Il est difficile de mettre les prix justes aux ouvrages de Sculpture et Peinture, particulierement aux Tableaux et Statües ; c’est suivant les Maitres qui y sont employez que le prix doit estre reglé, parce que c’est la beauté qui en regle la valeur ; ainsi les curieux qui voudront avoir du beau de l’un des deux Arts, doivent s’informer des bons Maitres, qui ne laissent rien sortir de leurs mains que de bien fini.
Les bas reliefs de plâtre, placez en cheminées bien finis et de moyenne grandeur valent 8 liv.
Le pied courant d’ornemens en plâtre 2 liv.
Un buste en plâtre grand comme nature 6 liv.
Une figure de ronde bosse, même figure et grandeur pour poser sur un pied d’estail[16] depuis 36 jusqu’à 40 livres.
[16] C’est une des premières formes du mot. Richelet la donne comme étant employée en même temps que celle de « piédestal », et ne dit pas quelle est celle qu’il faut préférer.
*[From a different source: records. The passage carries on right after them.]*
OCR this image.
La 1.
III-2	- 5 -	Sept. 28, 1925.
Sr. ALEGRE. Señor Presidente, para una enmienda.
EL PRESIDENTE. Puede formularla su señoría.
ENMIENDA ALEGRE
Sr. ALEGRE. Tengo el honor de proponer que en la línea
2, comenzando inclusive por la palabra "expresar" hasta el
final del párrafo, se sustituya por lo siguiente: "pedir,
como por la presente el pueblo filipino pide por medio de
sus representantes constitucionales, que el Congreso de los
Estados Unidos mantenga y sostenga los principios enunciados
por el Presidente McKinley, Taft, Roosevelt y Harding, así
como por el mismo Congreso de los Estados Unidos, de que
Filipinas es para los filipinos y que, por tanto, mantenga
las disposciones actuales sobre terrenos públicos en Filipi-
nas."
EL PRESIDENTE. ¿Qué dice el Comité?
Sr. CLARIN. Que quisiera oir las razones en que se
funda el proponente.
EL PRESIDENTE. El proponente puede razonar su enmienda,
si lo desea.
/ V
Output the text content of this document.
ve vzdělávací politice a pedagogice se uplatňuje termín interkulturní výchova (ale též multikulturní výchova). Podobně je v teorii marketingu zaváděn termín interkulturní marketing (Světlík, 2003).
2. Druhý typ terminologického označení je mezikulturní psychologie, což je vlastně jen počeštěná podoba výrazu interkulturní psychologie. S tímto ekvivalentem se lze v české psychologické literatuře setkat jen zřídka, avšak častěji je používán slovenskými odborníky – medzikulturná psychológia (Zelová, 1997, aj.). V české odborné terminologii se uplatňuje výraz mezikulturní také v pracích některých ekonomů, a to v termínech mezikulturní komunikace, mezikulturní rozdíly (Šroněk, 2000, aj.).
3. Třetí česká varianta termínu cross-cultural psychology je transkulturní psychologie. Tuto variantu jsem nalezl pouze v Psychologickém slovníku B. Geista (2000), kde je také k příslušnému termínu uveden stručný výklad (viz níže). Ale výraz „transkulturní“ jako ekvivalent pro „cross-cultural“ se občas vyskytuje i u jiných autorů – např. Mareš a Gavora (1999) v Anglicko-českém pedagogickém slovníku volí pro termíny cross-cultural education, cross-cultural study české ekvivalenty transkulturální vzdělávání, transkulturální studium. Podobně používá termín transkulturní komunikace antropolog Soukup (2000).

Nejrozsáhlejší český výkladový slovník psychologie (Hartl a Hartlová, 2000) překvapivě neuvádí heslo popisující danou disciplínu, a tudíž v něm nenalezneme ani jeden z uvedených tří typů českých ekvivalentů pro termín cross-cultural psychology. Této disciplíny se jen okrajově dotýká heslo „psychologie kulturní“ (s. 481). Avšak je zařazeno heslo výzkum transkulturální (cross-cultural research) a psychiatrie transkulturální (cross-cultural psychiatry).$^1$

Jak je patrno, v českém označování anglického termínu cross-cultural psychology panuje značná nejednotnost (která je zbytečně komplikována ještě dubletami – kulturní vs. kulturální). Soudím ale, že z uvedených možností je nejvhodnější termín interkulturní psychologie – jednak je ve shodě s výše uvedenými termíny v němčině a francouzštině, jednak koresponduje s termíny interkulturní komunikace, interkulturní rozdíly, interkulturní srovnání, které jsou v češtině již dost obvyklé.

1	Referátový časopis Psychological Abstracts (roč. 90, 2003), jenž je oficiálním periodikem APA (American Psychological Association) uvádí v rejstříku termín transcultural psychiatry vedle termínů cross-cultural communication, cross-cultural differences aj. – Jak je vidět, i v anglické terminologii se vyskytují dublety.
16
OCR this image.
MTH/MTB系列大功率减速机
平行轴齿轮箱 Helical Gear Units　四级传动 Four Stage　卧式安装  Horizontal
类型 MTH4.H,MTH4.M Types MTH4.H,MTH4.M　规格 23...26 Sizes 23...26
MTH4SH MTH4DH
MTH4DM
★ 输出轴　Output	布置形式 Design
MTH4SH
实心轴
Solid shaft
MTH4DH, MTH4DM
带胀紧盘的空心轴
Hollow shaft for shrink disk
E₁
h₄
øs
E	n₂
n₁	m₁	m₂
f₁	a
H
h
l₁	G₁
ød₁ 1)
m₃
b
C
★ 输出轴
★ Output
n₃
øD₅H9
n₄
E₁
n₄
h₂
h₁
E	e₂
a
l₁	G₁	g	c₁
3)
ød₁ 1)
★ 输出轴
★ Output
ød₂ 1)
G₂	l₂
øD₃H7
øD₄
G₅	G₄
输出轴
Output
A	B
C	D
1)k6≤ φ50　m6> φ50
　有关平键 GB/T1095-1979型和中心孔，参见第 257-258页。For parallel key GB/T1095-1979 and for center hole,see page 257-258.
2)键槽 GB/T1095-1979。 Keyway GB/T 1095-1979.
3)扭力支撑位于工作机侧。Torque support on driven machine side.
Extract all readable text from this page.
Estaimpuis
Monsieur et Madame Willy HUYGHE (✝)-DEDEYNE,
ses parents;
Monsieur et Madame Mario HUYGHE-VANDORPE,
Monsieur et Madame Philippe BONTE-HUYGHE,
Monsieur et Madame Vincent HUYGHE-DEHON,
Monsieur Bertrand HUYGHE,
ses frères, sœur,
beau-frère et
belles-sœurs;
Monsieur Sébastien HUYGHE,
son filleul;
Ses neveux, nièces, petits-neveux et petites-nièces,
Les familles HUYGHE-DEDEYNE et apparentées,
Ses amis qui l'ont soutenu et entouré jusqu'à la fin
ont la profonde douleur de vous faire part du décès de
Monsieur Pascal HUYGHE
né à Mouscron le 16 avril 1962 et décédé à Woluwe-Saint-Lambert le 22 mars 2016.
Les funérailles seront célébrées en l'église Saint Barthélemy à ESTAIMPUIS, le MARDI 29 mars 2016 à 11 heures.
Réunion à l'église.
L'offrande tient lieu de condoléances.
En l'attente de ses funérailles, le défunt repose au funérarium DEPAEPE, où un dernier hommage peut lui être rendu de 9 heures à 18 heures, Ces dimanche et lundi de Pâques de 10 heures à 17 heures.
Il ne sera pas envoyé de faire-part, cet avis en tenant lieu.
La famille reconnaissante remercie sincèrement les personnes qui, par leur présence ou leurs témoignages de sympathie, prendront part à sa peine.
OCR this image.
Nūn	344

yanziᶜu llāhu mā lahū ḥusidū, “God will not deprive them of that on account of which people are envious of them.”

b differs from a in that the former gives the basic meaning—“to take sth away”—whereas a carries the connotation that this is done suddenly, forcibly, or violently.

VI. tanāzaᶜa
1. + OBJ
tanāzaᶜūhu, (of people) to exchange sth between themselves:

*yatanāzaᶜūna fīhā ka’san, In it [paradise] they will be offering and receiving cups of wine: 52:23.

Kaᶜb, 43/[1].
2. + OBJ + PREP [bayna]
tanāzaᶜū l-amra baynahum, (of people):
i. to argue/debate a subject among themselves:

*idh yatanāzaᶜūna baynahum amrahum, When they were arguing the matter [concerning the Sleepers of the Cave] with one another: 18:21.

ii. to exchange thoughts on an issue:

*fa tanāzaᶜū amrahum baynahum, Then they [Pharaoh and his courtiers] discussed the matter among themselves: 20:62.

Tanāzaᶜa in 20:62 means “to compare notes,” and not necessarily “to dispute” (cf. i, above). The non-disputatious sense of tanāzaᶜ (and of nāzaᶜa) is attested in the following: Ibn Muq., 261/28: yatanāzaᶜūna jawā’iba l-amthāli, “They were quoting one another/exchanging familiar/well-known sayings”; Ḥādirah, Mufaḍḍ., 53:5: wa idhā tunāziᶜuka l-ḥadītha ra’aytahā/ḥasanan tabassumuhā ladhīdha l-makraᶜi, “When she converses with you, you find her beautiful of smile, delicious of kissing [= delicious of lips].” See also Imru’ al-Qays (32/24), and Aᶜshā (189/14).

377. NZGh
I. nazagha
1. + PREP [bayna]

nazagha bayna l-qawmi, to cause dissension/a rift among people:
On avait dit auparavant « pied d’estrait ». V. Biblioth. de l’École des chartes, 4e série, t. III, p. 63.
On trouve un grand assortiment de beaux Moulles chez M. Cassegrain à l’adresse ci devant donnée. La beauté des Moules fait l’excellence des figures sans en augmenter le prix.
L’Or sculpé[17] couvert, vaut le pied carré deux livres cinq sols, l’Or bruni[18] deux livres dix sols, l’Or bruni sculpé trois livres quinze sols, l’Or bretelé[19] trois livres, l’Or repassé uni deux livres, l’Or repassé sculpé deux livres dix sols, l’Or uni à découvert deux livres cinq sols, l’Or sculpé à découvert deux livres quinze sols, la Mosaïque trois livres.
[17] Pour « sculpté », c’est-à-dire appliqué sur des sculptures.
[18] C’est-à-dire « éclairci, poli » avec le brunissoir.